Artwork Information

  • Title:

    Chop Shop

  • Artist:

    McPherson, Craig

  • Artist Bio:

    American, born 1948

  • Date:

    1985

  • Medium:

    Mezzotint

  • Dimensions:

    15 1/4 x 25 1/8 inches

  • Credit Line:

    Wichita Art Museum, Museum purchase, Friends of the Wichita Art Museum, Estate of Mildred H. Wood, Estate of Polly Rombold, and Roy and Joanne McGregor Acquisition Fund

  • Object Number:

    1998.53

  • Display:

    Not Currently on Display


About the Artwork

The glamour, the alienation, and the mystery of the modern city at night were principal themes in the imagery of earlier American realists such as John Sloan and Edward Hopper. Using the medium of mezzotint, contemporary artist Craig McPherson has revitalized this classic subject.

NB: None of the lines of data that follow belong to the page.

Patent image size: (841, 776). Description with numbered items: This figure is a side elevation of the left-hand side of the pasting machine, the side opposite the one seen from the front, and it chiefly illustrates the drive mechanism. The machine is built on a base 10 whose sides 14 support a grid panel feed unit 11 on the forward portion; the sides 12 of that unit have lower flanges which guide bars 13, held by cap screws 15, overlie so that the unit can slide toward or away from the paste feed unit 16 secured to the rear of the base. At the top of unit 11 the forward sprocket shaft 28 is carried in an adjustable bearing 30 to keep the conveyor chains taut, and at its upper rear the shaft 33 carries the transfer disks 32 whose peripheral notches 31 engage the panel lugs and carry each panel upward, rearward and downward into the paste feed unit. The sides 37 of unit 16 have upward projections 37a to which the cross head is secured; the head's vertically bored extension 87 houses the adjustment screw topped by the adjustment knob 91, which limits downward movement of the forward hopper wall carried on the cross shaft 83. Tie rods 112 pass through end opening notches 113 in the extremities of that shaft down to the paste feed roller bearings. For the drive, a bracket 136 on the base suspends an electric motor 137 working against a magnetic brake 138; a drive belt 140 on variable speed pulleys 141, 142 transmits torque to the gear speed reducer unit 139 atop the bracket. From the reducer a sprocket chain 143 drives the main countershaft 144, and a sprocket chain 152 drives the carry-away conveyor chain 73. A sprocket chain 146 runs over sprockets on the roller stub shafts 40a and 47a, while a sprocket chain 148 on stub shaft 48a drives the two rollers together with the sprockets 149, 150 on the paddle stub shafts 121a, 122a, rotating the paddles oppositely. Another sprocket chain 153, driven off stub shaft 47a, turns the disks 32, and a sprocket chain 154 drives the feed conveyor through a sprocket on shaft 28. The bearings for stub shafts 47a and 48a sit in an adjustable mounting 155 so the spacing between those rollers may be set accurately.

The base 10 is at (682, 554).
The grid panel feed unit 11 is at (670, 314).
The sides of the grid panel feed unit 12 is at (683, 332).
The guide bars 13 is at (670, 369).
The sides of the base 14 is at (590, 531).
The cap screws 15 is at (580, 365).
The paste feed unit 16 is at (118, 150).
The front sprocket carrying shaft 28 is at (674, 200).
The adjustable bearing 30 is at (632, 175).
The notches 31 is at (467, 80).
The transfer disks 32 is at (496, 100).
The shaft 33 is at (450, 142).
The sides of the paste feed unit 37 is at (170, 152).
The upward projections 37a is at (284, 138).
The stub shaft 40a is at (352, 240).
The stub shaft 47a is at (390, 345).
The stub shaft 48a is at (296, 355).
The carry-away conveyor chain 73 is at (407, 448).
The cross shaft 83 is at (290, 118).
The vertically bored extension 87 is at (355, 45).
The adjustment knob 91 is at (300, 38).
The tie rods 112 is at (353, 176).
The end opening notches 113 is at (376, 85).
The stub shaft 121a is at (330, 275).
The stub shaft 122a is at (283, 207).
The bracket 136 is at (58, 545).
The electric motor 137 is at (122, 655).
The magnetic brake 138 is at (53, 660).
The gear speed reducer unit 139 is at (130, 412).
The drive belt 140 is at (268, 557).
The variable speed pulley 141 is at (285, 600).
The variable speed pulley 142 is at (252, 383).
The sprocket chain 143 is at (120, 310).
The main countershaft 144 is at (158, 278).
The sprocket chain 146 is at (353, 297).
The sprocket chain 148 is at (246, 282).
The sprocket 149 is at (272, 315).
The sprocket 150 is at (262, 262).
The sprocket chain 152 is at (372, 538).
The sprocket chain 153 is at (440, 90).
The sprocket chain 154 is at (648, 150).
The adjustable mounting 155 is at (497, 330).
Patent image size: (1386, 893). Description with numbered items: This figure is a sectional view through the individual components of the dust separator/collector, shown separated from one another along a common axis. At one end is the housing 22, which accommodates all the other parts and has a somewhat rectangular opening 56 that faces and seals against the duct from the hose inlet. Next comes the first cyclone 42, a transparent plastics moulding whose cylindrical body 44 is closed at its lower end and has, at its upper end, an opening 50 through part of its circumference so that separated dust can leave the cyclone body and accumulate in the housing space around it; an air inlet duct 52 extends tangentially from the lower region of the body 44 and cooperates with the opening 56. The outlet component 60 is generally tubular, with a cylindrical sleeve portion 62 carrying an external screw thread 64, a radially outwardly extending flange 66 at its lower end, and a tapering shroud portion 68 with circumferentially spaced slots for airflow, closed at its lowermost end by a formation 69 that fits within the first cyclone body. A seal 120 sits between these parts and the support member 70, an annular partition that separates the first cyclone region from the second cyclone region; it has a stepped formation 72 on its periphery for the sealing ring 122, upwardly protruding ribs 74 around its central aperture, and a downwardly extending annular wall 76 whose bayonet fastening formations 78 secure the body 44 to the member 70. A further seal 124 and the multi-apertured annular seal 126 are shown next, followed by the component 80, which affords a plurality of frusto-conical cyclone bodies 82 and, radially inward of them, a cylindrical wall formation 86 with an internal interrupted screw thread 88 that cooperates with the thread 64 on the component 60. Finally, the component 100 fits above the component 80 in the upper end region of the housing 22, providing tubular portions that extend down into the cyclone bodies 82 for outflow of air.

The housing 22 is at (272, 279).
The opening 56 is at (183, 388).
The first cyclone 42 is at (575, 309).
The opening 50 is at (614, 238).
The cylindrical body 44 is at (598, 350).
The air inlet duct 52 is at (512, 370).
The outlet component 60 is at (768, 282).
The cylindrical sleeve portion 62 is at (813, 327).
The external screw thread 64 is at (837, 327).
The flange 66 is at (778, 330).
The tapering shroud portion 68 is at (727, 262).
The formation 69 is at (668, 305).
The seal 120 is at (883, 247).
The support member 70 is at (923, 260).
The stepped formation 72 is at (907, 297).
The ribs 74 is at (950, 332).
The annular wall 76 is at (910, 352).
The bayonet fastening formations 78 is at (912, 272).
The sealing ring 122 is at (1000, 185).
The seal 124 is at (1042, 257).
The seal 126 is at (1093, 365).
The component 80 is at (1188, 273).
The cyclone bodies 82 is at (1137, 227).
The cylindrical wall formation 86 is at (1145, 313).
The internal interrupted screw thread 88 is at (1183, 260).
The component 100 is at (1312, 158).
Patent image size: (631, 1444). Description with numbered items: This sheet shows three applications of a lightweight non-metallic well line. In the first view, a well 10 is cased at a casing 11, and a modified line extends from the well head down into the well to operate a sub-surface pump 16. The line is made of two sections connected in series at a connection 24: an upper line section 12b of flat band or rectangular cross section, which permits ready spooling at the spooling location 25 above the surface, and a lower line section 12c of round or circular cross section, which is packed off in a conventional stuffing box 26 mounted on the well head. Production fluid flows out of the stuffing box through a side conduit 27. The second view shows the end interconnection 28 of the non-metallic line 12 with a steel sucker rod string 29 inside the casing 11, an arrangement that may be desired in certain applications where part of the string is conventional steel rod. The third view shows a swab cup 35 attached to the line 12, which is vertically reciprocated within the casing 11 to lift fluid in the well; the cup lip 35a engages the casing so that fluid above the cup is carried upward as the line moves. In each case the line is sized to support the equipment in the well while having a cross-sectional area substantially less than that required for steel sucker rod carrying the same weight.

McPherson embarked upon his now highly acclaimed series of panoramic urban scenes when he moved into his first New York apartment in 1975. According to the artist, the space he rented in a Washington Heights, New York neighborhood was “a true garret . . . on the top floor of an old ice factory.” It was an area noted for its poverty and soaring crime rate. The artist could look out his window at night and watch the operation of a “chop shop,” where stolen cars were stripped, and their parts sold. Yet it was this same view from his high studio window—a sweeping perspective which extended from the Bronx County Courthouse on his left to Riverside Church in Manhattan on his right—which was to inspire McPherson’s paintings and prints from the late 1970s through the present.